Tuesday Talks With Dr. Patterson
August 12, 2014
PUTIN SAYS NYET TO U.S. CHICKEN
On August 6, 2014, Russian President Vladimir Putin signed a decree banning imports of beef, pork, poultry, fruits, vegetables, fish, seafood, cheese, milk, and other meat and cheese products from the United States, European Union, Canada, Australia, and Norway. The ban is to be imposed for a period of one year. This action is a retaliatory measure for the economic sanctions imposed by the United States and its allies on Russia for its intervention in the conflict in the Ukraine.
This action is reminiscent of U.S. trade relations with the former Soviet Union, notably actions in 1980. In that year, U.S. President Jimmy Carter imposed an embargo on U.S. agricultural exports to the USSR in retaliation for the Soviet invasion of Afghanistan. (You will remember too that the USSR hosted the Summer Olympic games in that same year, which the U.S. boycotted. Recall, Russia just hosted the Winter Olympics.) Following the embargo, some U.S. politicians argued that it hurt U.S. export earnings and was a contributing factor to the U.S. farm crisis in the mid-1980s. A USDA Economic Research Service study later showed that the embargo alone had little impact on U.S. export earnings or the farm crisis. Rather, global macroeconomic conditions produced these outcomes. Furthermore, the study showed that U.S. agricultural exports were sustained during the embargo, as U.S. exporters found alternative foreign customers.

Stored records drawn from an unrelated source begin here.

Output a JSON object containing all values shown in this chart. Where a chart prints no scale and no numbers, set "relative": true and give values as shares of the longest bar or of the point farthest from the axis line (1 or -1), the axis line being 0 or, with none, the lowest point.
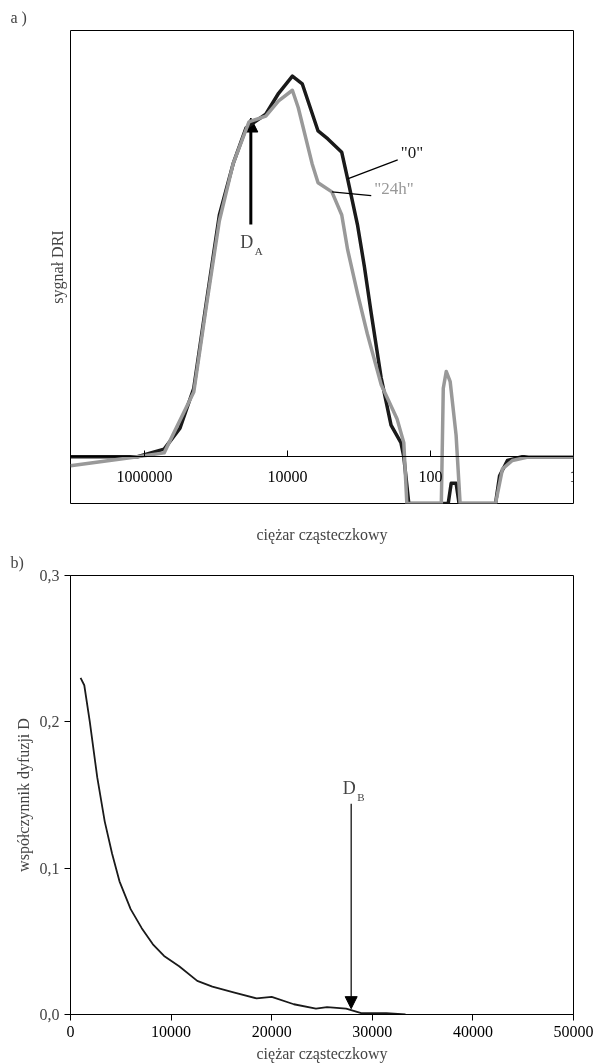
{
  "chart_data": [
    {
      "type": "line",
      "title": "a )",
      "xlabel": "ciężar cząsteczkowy",
      "ylabel": "sygnał DRI",
      "relative": true,
      "log": "x",
      "xlim": [
        10800000,
        1
      ],
      "xticks": [
        1000000,
        10000,
        100,
        1
      ],
      "tick_labels": "x",
      "annotations": [
        {
          "text": "D$_{A}$",
          "x": 32500,
          "y": 0.89
        }
      ],
      "series": [
        {
          "name": "\"0\"",
          "color": "#1a1a1a",
          "x": [
            10800000,
            1250000,
            530000,
            318000,
            204000,
            135000,
            89500,
            57400,
            37900,
            20100,
            13300,
            8530,
            6210,
            3730,
            2720,
            1740,
            1440,
            1050,
            840,
            673,
            490,
            356,
            259,
            236,
            201,
            56.5,
            51.3,
            43.8,
            39.8,
            12.3,
            10.8,
            8.4,
            5.21,
            1
          ],
          "values": [
            0,
            0,
            0.02,
            0.075,
            0.18,
            0.41,
            0.635,
            0.77,
            0.864,
            0.9,
            0.955,
            1,
            0.98,
            0.856,
            0.835,
            0.8,
            0.73,
            0.61,
            0.5,
            0.376,
            0.208,
            0.083,
            0.037,
            0,
            -0.123,
            -0.123,
            -0.07,
            -0.07,
            -0.123,
            -0.123,
            -0.05,
            -0.01,
            0,
            0
          ]
        },
        {
          "name": "\"24h\"",
          "color": "#999999",
          "x": [
            10800000,
            1250000,
            530000,
            204000,
            135000,
            89500,
            57400,
            34500,
            20100,
            13300,
            8530,
            7050,
            4520,
            3730,
            2390,
            1740,
            1440,
            1050,
            764,
            490,
            294,
            236,
            214,
            70.5,
            66.2,
            60.2,
            53,
            43.8,
            38.5,
            12.3,
            9.84,
            7.16,
            4.18,
            1
          ],
          "values": [
            -0.024,
            0,
            0.01,
            0.17,
            0.4,
            0.62,
            0.77,
            0.88,
            0.895,
            0.935,
            0.963,
            0.917,
            0.77,
            0.72,
            0.696,
            0.635,
            0.544,
            0.43,
            0.323,
            0.19,
            0.1,
            0.037,
            -0.123,
            -0.123,
            0.18,
            0.224,
            0.197,
            0.056,
            -0.123,
            -0.123,
            -0.032,
            -0.01,
            0,
            0
          ]
        }
      ]
    },
    {
      "type": "line",
      "title": "b)",
      "xlabel": "ciężar cząsteczkowy",
      "ylabel": "współczynnik dyfuzji D",
      "xlim": [
        0,
        50000
      ],
      "ylim": [
        0,
        0.3
      ],
      "xticks": [
        0,
        10000,
        20000,
        30000,
        40000,
        50000
      ],
      "yticks": [
        {
          "value": 0,
          "label": "0,0"
        },
        {
          "value": 0.1,
          "label": "0,1"
        },
        {
          "value": 0.2,
          "label": "0,2"
        },
        {
          "value": 0.3,
          "label": "0,3"
        }
      ],
      "annotations": [
        {
          "text": "D$_{B}$",
          "x": 27900,
          "y": 0.004
        }
      ],
      "series": [
        {
          "color": "#1a1a1a",
          "x": [
            1000,
            1370,
            1920,
            2660,
            3400,
            4130,
            4870,
            5980,
            7080,
            8190,
            9300,
            10800,
            12600,
            14100,
            16300,
            18500,
            20000,
            22200,
            24400,
            25500,
            27400,
            28900,
            31400,
            33300
          ],
          "values": [
            0.23,
            0.225,
            0.2,
            0.162,
            0.132,
            0.11,
            0.091,
            0.072,
            0.059,
            0.048,
            0.04,
            0.033,
            0.023,
            0.019,
            0.015,
            0.011,
            0.012,
            0.007,
            0.004,
            0.005,
            0.004,
            0.001,
            0.001,
            0.0
          ]
        }
      ]
    }
  ]
}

So how will the current import ban affect the United States and its allies? Preliminary assessment suggests that this action will probably hurt Russians more than the United States or its allies. Russia imports a large amount of its food needs, while U.S. and allied nation exports are spread across many markets. Russia is the fifth largest agricultural importer in the world, behind the EU, China, United States, and Japan. However, Russia is only the 20th largest export market for all U.S. agricultural products with shipments valued at $1.3 billion in 2013. This amounts to less than one percent of U.S. agricultural exports. About 10 percent of EU agricultural exports are destined for Russia.

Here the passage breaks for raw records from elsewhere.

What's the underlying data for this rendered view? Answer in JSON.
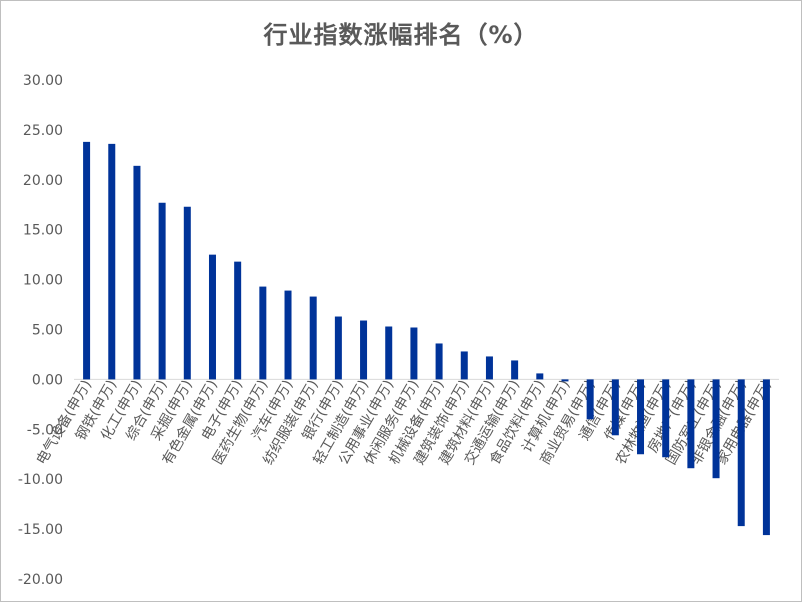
{
  "chart_data": {
    "type": "bar",
    "title": "行业指数涨幅排名（%）",
    "xlabel": "",
    "ylabel": "",
    "ylim": [
      -20,
      30
    ],
    "yticks": [
      "30.00",
      "25.00",
      "20.00",
      "15.00",
      "10.00",
      "5.00",
      "0.00",
      "-5.00",
      "-10.00",
      "-15.00",
      "-20.00"
    ],
    "grid": false,
    "legend": "none",
    "bar_color": "#003399",
    "categories": [
      "电气设备(申万)",
      "钢铁(申万)",
      "化工(申万)",
      "综合(申万)",
      "采掘(申万)",
      "有色金属(申万)",
      "电子(申万)",
      "医药生物(申万)",
      "汽车(申万)",
      "纺织服装(申万)",
      "银行(申万)",
      "轻工制造(申万)",
      "公用事业(申万)",
      "休闲服务(申万)",
      "机械设备(申万)",
      "建筑装饰(申万)",
      "建筑材料(申万)",
      "交通运输(申万)",
      "食品饮料(申万)",
      "计算机(申万)",
      "商业贸易(申万)",
      "通信(申万)",
      "传媒(申万)",
      "农林牧渔(申万)",
      "房地产(申万)",
      "国防军工(申万)",
      "非银金融(申万)",
      "家用电器(申万)"
    ],
    "values": [
      23.8,
      23.6,
      21.4,
      17.7,
      17.3,
      12.5,
      11.8,
      9.3,
      8.9,
      8.3,
      6.3,
      5.9,
      5.3,
      5.2,
      3.6,
      2.8,
      2.3,
      1.9,
      0.6,
      -0.2,
      -4.0,
      -5.6,
      -7.5,
      -7.8,
      -8.9,
      -9.9,
      -14.7,
      -15.6
    ]
  }
}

The import ban will certainly raise concern in some sectors, notably the poultry sector. In 2013, U.S. poultry meat exports to Russia summed to $310 million, making it the fourth largest market for the United States, accounting for six percent of U.S. poultry meat exports. Among import suppliers, the United States controlled about one-half of Russian poultry meat imports, followed by Brazil. Alabama shipped $57 million to Russia in 2013, accounting for 18% of all U.S. poultry exports to Russia. U.S. exports of poultry meat to Russia have been higher, however. In 2008, U.S. poultry meat exports to Russia were valued at $800 million, accounting for 18 percent of U.S. poultry exports. In 2008 and 2009, Alabama shipped $138 million and $287 million worth of poultry, respectively, to Russia. Trade restrictions and growth of the Russian poultry sector reduced U.S. and Alabama shipments to this market. Even before the Russian import ban, Russian officials used alleged food safety concerns to limit imports from certain trade partners. The current trade ban may limit U.S. poultry shipments in the short term. During the first six months of 2014, poultry shipments to Russia were valued at $129 million, compared to $155 million during the same period a year ago. However, like the Soviet embargo of 1980, U.S. poultry exporters will likely find alternative markets for their products.

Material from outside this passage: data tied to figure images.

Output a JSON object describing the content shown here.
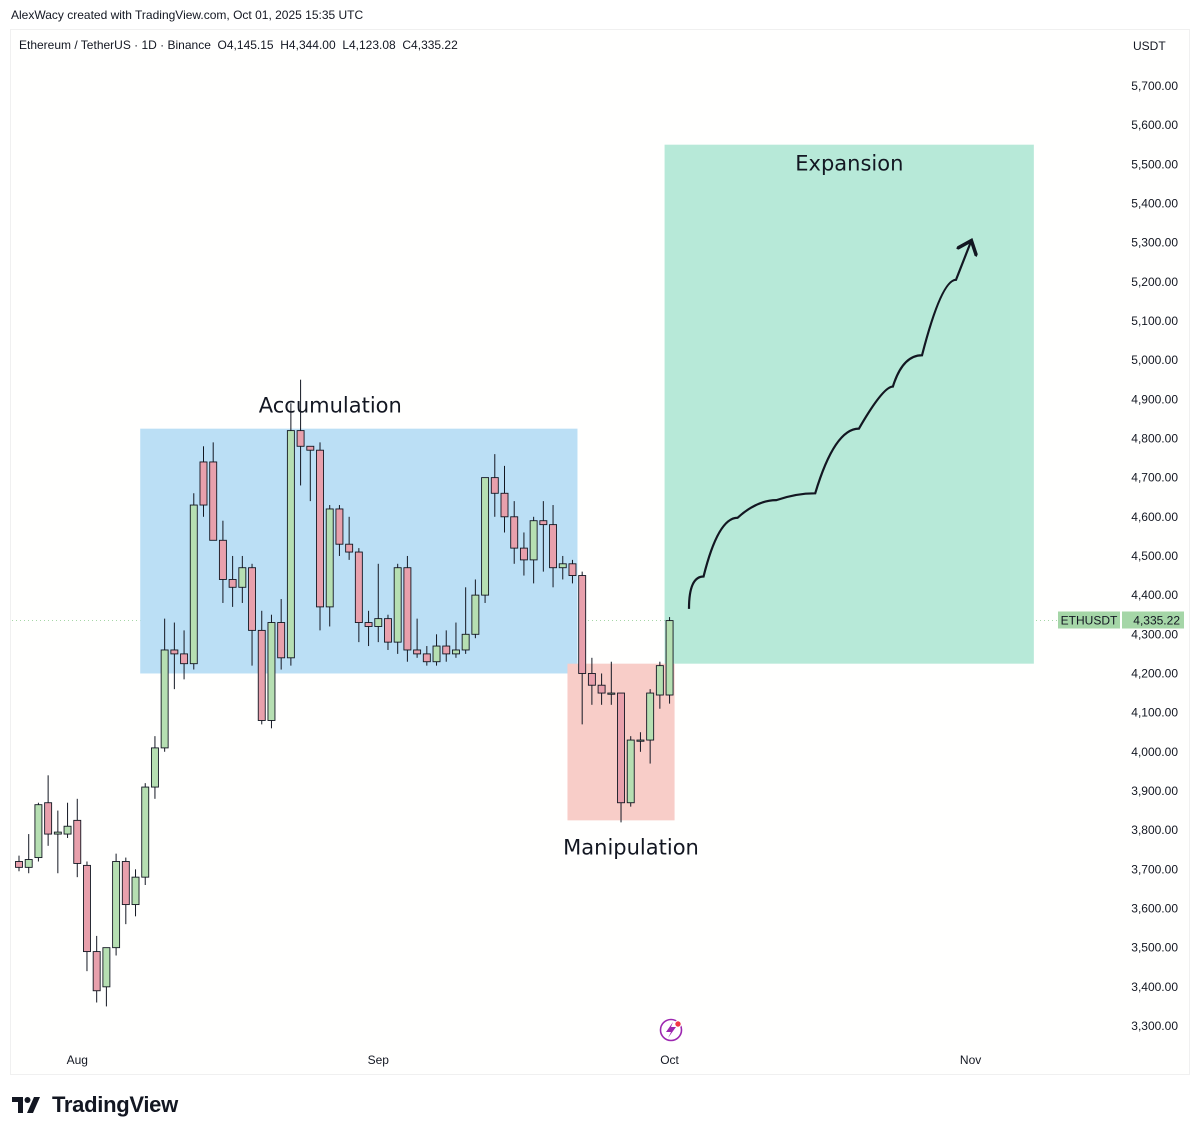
{
  "header": {
    "credit": "AlexWacy created with TradingView.com, Oct 01, 2025 15:35 UTC"
  },
  "symbol": {
    "name": "Ethereum / TetherUS · 1D · Binance",
    "open": "O4,145.15",
    "high": "H4,344.00",
    "low": "L4,123.08",
    "close": "C4,335.22"
  },
  "price_axis": {
    "unit": "USDT",
    "ticks": [
      "3,300.00",
      "3,400.00",
      "3,500.00",
      "3,600.00",
      "3,700.00",
      "3,800.00",
      "3,900.00",
      "4,000.00",
      "4,100.00",
      "4,200.00",
      "4,300.00",
      "4,400.00",
      "4,500.00",
      "4,600.00",
      "4,700.00",
      "4,800.00",
      "4,900.00",
      "5,000.00",
      "5,100.00",
      "5,200.00",
      "5,300.00",
      "5,400.00",
      "5,500.00",
      "5,600.00",
      "5,700.00"
    ]
  },
  "time_axis": {
    "ticks": [
      "Aug",
      "Sep",
      "Oct",
      "Nov"
    ]
  },
  "last_price": {
    "symbol_tag": "ETHUSDT",
    "value_tag": "4,335.22",
    "value": 4335.22
  },
  "zones": {
    "accumulation": {
      "label": "Accumulation",
      "color": "#bbdff5",
      "from": "2025-08-08",
      "to": "2025-09-21",
      "low": 4200,
      "high": 4825
    },
    "manipulation": {
      "label": "Manipulation",
      "color": "#f8cdc8",
      "from": "2025-09-21",
      "to": "2025-10-01",
      "low": 3825,
      "high": 4225
    },
    "expansion": {
      "label": "Expansion",
      "color": "#b7e9d8",
      "from": "2025-10-01",
      "to": "2025-11-07",
      "low": 4225,
      "high": 5550
    }
  },
  "colors": {
    "up_candle": "#b6dfb2",
    "down_candle": "#e8a0ac",
    "wick": "#131722",
    "arrow": "#131722",
    "price_tag": "#a5d6a7"
  },
  "brand": {
    "name": "TradingView"
  },
  "chart_data": {
    "type": "candlestick",
    "title": "Ethereum / TetherUS · 1D · Binance",
    "ylabel": "USDT",
    "ylim": [
      3260,
      5800
    ],
    "x_range": [
      "2025-07-26",
      "2025-11-12"
    ],
    "x_ticks": [
      "Aug",
      "Sep",
      "Oct",
      "Nov"
    ],
    "annotations": [
      "Accumulation",
      "Manipulation",
      "Expansion"
    ],
    "projection_path": [
      [
        "2025-10-03",
        4365
      ],
      [
        "2025-10-06",
        4530
      ],
      [
        "2025-10-10",
        4665
      ],
      [
        "2025-10-14",
        4620
      ],
      [
        "2025-10-18",
        4700
      ],
      [
        "2025-10-23",
        4950
      ],
      [
        "2025-10-25",
        4915
      ],
      [
        "2025-10-29",
        5110
      ],
      [
        "2025-11-01",
        5300
      ]
    ],
    "candles": [
      {
        "d": "2025-07-26",
        "o": 3720,
        "h": 3735,
        "l": 3695,
        "c": 3705
      },
      {
        "d": "2025-07-27",
        "o": 3705,
        "h": 3790,
        "l": 3690,
        "c": 3725
      },
      {
        "d": "2025-07-28",
        "o": 3730,
        "h": 3870,
        "l": 3720,
        "c": 3865
      },
      {
        "d": "2025-07-29",
        "o": 3870,
        "h": 3940,
        "l": 3760,
        "c": 3790
      },
      {
        "d": "2025-07-30",
        "o": 3790,
        "h": 3850,
        "l": 3690,
        "c": 3795
      },
      {
        "d": "2025-07-31",
        "o": 3790,
        "h": 3870,
        "l": 3780,
        "c": 3810
      },
      {
        "d": "2025-08-01",
        "o": 3825,
        "h": 3880,
        "l": 3680,
        "c": 3715
      },
      {
        "d": "2025-08-02",
        "o": 3710,
        "h": 3720,
        "l": 3440,
        "c": 3490
      },
      {
        "d": "2025-08-03",
        "o": 3490,
        "h": 3530,
        "l": 3360,
        "c": 3390
      },
      {
        "d": "2025-08-04",
        "o": 3400,
        "h": 3500,
        "l": 3350,
        "c": 3500
      },
      {
        "d": "2025-08-05",
        "o": 3500,
        "h": 3740,
        "l": 3480,
        "c": 3720
      },
      {
        "d": "2025-08-06",
        "o": 3720,
        "h": 3730,
        "l": 3560,
        "c": 3610
      },
      {
        "d": "2025-08-07",
        "o": 3610,
        "h": 3700,
        "l": 3580,
        "c": 3680
      },
      {
        "d": "2025-08-08",
        "o": 3680,
        "h": 3920,
        "l": 3660,
        "c": 3910
      },
      {
        "d": "2025-08-09",
        "o": 3910,
        "h": 4040,
        "l": 3880,
        "c": 4010
      },
      {
        "d": "2025-08-10",
        "o": 4010,
        "h": 4340,
        "l": 4000,
        "c": 4260
      },
      {
        "d": "2025-08-11",
        "o": 4260,
        "h": 4330,
        "l": 4160,
        "c": 4250
      },
      {
        "d": "2025-08-12",
        "o": 4250,
        "h": 4310,
        "l": 4185,
        "c": 4225
      },
      {
        "d": "2025-08-13",
        "o": 4225,
        "h": 4660,
        "l": 4210,
        "c": 4630
      },
      {
        "d": "2025-08-14",
        "o": 4740,
        "h": 4780,
        "l": 4600,
        "c": 4630
      },
      {
        "d": "2025-08-15",
        "o": 4740,
        "h": 4790,
        "l": 4550,
        "c": 4540
      },
      {
        "d": "2025-08-16",
        "o": 4540,
        "h": 4590,
        "l": 4380,
        "c": 4440
      },
      {
        "d": "2025-08-17",
        "o": 4440,
        "h": 4500,
        "l": 4370,
        "c": 4420
      },
      {
        "d": "2025-08-18",
        "o": 4420,
        "h": 4500,
        "l": 4380,
        "c": 4470
      },
      {
        "d": "2025-08-19",
        "o": 4470,
        "h": 4480,
        "l": 4220,
        "c": 4310
      },
      {
        "d": "2025-08-20",
        "o": 4310,
        "h": 4360,
        "l": 4070,
        "c": 4080
      },
      {
        "d": "2025-08-21",
        "o": 4080,
        "h": 4350,
        "l": 4060,
        "c": 4330
      },
      {
        "d": "2025-08-22",
        "o": 4330,
        "h": 4390,
        "l": 4210,
        "c": 4240
      },
      {
        "d": "2025-08-23",
        "o": 4240,
        "h": 4890,
        "l": 4220,
        "c": 4820
      },
      {
        "d": "2025-08-24",
        "o": 4820,
        "h": 4950,
        "l": 4680,
        "c": 4780
      },
      {
        "d": "2025-08-25",
        "o": 4780,
        "h": 4780,
        "l": 4640,
        "c": 4770
      },
      {
        "d": "2025-08-26",
        "o": 4770,
        "h": 4790,
        "l": 4310,
        "c": 4370
      },
      {
        "d": "2025-08-27",
        "o": 4370,
        "h": 4630,
        "l": 4320,
        "c": 4620
      },
      {
        "d": "2025-08-28",
        "o": 4620,
        "h": 4630,
        "l": 4500,
        "c": 4530
      },
      {
        "d": "2025-08-29",
        "o": 4530,
        "h": 4600,
        "l": 4490,
        "c": 4510
      },
      {
        "d": "2025-08-30",
        "o": 4510,
        "h": 4520,
        "l": 4280,
        "c": 4330
      },
      {
        "d": "2025-08-31",
        "o": 4330,
        "h": 4360,
        "l": 4270,
        "c": 4320
      },
      {
        "d": "2025-09-01",
        "o": 4320,
        "h": 4480,
        "l": 4280,
        "c": 4340
      },
      {
        "d": "2025-09-02",
        "o": 4340,
        "h": 4350,
        "l": 4260,
        "c": 4280
      },
      {
        "d": "2025-09-03",
        "o": 4280,
        "h": 4480,
        "l": 4250,
        "c": 4470
      },
      {
        "d": "2025-09-04",
        "o": 4470,
        "h": 4500,
        "l": 4230,
        "c": 4260
      },
      {
        "d": "2025-09-05",
        "o": 4260,
        "h": 4340,
        "l": 4240,
        "c": 4250
      },
      {
        "d": "2025-09-06",
        "o": 4250,
        "h": 4270,
        "l": 4220,
        "c": 4230
      },
      {
        "d": "2025-09-07",
        "o": 4230,
        "h": 4300,
        "l": 4220,
        "c": 4270
      },
      {
        "d": "2025-09-08",
        "o": 4270,
        "h": 4310,
        "l": 4230,
        "c": 4250
      },
      {
        "d": "2025-09-09",
        "o": 4250,
        "h": 4330,
        "l": 4240,
        "c": 4260
      },
      {
        "d": "2025-09-10",
        "o": 4260,
        "h": 4420,
        "l": 4250,
        "c": 4300
      },
      {
        "d": "2025-09-11",
        "o": 4300,
        "h": 4440,
        "l": 4290,
        "c": 4400
      },
      {
        "d": "2025-09-12",
        "o": 4400,
        "h": 4690,
        "l": 4380,
        "c": 4700
      },
      {
        "d": "2025-09-13",
        "o": 4700,
        "h": 4760,
        "l": 4600,
        "c": 4660
      },
      {
        "d": "2025-09-14",
        "o": 4660,
        "h": 4730,
        "l": 4560,
        "c": 4600
      },
      {
        "d": "2025-09-15",
        "o": 4600,
        "h": 4640,
        "l": 4480,
        "c": 4520
      },
      {
        "d": "2025-09-16",
        "o": 4520,
        "h": 4560,
        "l": 4450,
        "c": 4490
      },
      {
        "d": "2025-09-17",
        "o": 4490,
        "h": 4600,
        "l": 4430,
        "c": 4590
      },
      {
        "d": "2025-09-18",
        "o": 4590,
        "h": 4640,
        "l": 4460,
        "c": 4580
      },
      {
        "d": "2025-09-19",
        "o": 4580,
        "h": 4630,
        "l": 4420,
        "c": 4470
      },
      {
        "d": "2025-09-20",
        "o": 4470,
        "h": 4500,
        "l": 4440,
        "c": 4480
      },
      {
        "d": "2025-09-21",
        "o": 4480,
        "h": 4490,
        "l": 4430,
        "c": 4450
      },
      {
        "d": "2025-09-22",
        "o": 4450,
        "h": 4460,
        "l": 4070,
        "c": 4200
      },
      {
        "d": "2025-09-23",
        "o": 4200,
        "h": 4240,
        "l": 4120,
        "c": 4170
      },
      {
        "d": "2025-09-24",
        "o": 4170,
        "h": 4200,
        "l": 4120,
        "c": 4150
      },
      {
        "d": "2025-09-25",
        "o": 4150,
        "h": 4230,
        "l": 4120,
        "c": 4150
      },
      {
        "d": "2025-09-26",
        "o": 4150,
        "h": 4150,
        "l": 3820,
        "c": 3870
      },
      {
        "d": "2025-09-27",
        "o": 3870,
        "h": 4040,
        "l": 3860,
        "c": 4030
      },
      {
        "d": "2025-09-28",
        "o": 4030,
        "h": 4050,
        "l": 4000,
        "c": 4030
      },
      {
        "d": "2025-09-29",
        "o": 4030,
        "h": 4160,
        "l": 3970,
        "c": 4150
      },
      {
        "d": "2025-09-30",
        "o": 4145,
        "h": 4230,
        "l": 4110,
        "c": 4220
      },
      {
        "d": "2025-10-01",
        "o": 4145,
        "h": 4344,
        "l": 4123,
        "c": 4335
      }
    ]
  }
}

Russia will need to seek alternative food and agricultural suppliers during the ban. There are already reports of Brazil increasing its export capacity in poultry and beef to serve the Russian market. This additional export capacity in Brazil could have long term implications in global markets for the United States. As Russia seeks out these new suppliers, there will be opportunities for suppliers to enjoy some increased negotiating power, resulting in higher prices for Russian consumers. Trade theory too suggests that Russian consumers should expect higher prices as a result of Putin’s trade ban.
The trade ban and the allied economic sanctions (mainly in the areas of financial services, energy, and arms trade) will raise prices for Russian consumers and likely slow economic growth. It is unfortunate that Russian foreign policy initiatives are ultimately hurting Russian consumers. It will be interesting to see how these economic outcomes will affect President Putin’s popularity in Russia, where he continues to garner great support. He might just be playing chicken with his own people.
Dr. Paul Patterson is associate dean for instruction for the College of Agriculture and Professor of Agricultural Economics.